Her hot breath bounced back at her inside the bag, making her think of a tomb. She was completely shut off. Alone. “No, I don’t!”
“Do you assume I hadn’t noticed?”
Grace stared into the blackness. Sometimes she tried to feign the interest she didn’t feel naturally. But she didn’t hate making love with George. He was patient, gentle. “I don’t cringe.”
“You don’t enjoy making love.”
“Once in a while that’s true,” she admitted. “But not always.”
“Not always?”
At times she felt as though she was almost normal. “Right.”
He chuckled bitterly. “That’s real passion.”
Grace wondered whether he’d feel any better if she finally explained why she struggled so much with physical intimacy. But she feared it was already too late. And she wasn’t sure it would be fair to expect George to understand and compensate—which, knowing him, he’d probably try to do. The past was her problem. He had the chance to get out of the relationship, to start seeing someone who wasn’t damaged as she was, and she cared enough to want that for him.
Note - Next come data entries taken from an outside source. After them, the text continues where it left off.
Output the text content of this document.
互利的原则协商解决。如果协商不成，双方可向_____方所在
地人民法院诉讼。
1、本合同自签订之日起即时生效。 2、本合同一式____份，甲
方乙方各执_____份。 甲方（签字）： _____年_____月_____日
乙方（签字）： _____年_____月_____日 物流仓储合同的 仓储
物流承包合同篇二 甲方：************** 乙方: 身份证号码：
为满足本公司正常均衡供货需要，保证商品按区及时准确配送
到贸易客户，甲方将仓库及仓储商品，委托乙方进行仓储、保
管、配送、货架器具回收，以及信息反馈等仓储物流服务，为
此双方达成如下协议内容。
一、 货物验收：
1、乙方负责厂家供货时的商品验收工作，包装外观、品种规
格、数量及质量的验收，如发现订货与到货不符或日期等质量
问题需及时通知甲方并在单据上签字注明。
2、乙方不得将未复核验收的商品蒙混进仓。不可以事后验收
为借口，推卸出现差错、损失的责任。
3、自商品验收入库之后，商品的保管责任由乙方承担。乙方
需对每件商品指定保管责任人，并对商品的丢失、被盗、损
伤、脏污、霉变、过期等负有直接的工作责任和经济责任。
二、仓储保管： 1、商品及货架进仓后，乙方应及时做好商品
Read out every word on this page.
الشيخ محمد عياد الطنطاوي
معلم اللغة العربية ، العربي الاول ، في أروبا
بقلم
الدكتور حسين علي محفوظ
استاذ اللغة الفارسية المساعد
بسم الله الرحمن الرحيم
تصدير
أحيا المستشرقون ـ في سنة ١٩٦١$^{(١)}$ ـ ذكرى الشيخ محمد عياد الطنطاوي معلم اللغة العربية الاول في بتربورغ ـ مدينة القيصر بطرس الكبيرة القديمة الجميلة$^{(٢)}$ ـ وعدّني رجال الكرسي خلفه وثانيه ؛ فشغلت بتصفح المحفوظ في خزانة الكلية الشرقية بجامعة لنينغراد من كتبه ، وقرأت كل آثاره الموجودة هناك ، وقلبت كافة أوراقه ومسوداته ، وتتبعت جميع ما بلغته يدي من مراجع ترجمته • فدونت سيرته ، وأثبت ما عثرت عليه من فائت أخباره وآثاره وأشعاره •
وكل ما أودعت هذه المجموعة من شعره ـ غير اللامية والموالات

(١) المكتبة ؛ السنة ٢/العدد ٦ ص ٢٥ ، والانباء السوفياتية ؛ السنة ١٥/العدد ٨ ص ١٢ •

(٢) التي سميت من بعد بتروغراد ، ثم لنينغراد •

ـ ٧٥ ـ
Why should he have to pay for what had happened to her?
The tightness in her throat made it difficult to find her voice. “So who is this other woman?”
“You really want to know?” he asked.
“Maybe it would help if I could picture you with someone who’ll make you happy.”
He cursed softly. “Don’t say that, Grace. It only makes this harder for me.”
“Who is it?” she repeated.
“You know my secretary, Heather?”
Her mind flashed back to the strangled sound of Heather’s voice the last time she’d called. “You’re seeing Heather?”
“No, her older sister came by the office, and…well, we sort of hit it off.”
Something sharp seemed to be stabbing Grace in the chest, again and again. Tightening her grip on the phone, she tried to slow her breathing, to bear the pain. “Have you slept with her?” she whispered.
There was an awkward silence. “Yes.”
The darkness pressed closer. Hot. Cloying. Terrifying. Just like
that night when she was thirteen and she woke with the reverend’s hand clamped tightly over her mouth….
I won’t think about it! But she couldn’t stop the tears burning behind her eyes.
“That’s how I…that’s when I realized what it felt like to be with a woman who really wanted me,” he said.
Grace couldn’t speak. She didn’t know what to say. She could imagine how wonderful it must’ve been for George to feel desired—and couldn’t even hold what he’d done against him. This was her fault, not his. She couldn’t give him what he wanted. She’d locked her sexuality away long ago. Those early experiences with the reverend had left too many scars.
She squirmed out of the sleeping bag, gasping for air.
“Grace?” he said after several seconds.
Someone was stirring in the other tent. She was afraid of waking Heath and Teddy. “What?” she managed to respond, her voice barely audible.
“Are you okay?”
She burrowed deeper into the bag, hoping to smother all sound along with the pain. “Yes,” she lied.
Silence. “I’m sorry,” he said at last. “I know we talked about trying again once you got back, but…I’m afraid to miss this opportunity with Lisa because I can’t believe anything will really change between us.”
“Don’t apologize.” She swallowed hard. “I—I understand.”
“I never meant to hurt you, Grace.”
“I know.” Her nose was running. Sniffling, she wiped her eyes. “Can we still be friends?”
“I don’t think so.” He spoke as though the words had been wrenched from him, but they drove through her like a pickax. “I’m afraid we’d fall right back into the same relationship,” he said. “Whoever I’m seeing could never compare to you. Not if I don’t make a clean break and put what we had behind me.”
Grace couldn’t imagine returning to Jackson without George there, waiting for her. They’d been together for three and a half years. Except for the fact that he wanted to make love far more often than she did, their relationship was comfortable. But he was right. Their love life wasn’t spectacular, and probably never would be.
“You’ve been good to me,” she admitted, trying to keep the tears from her voice.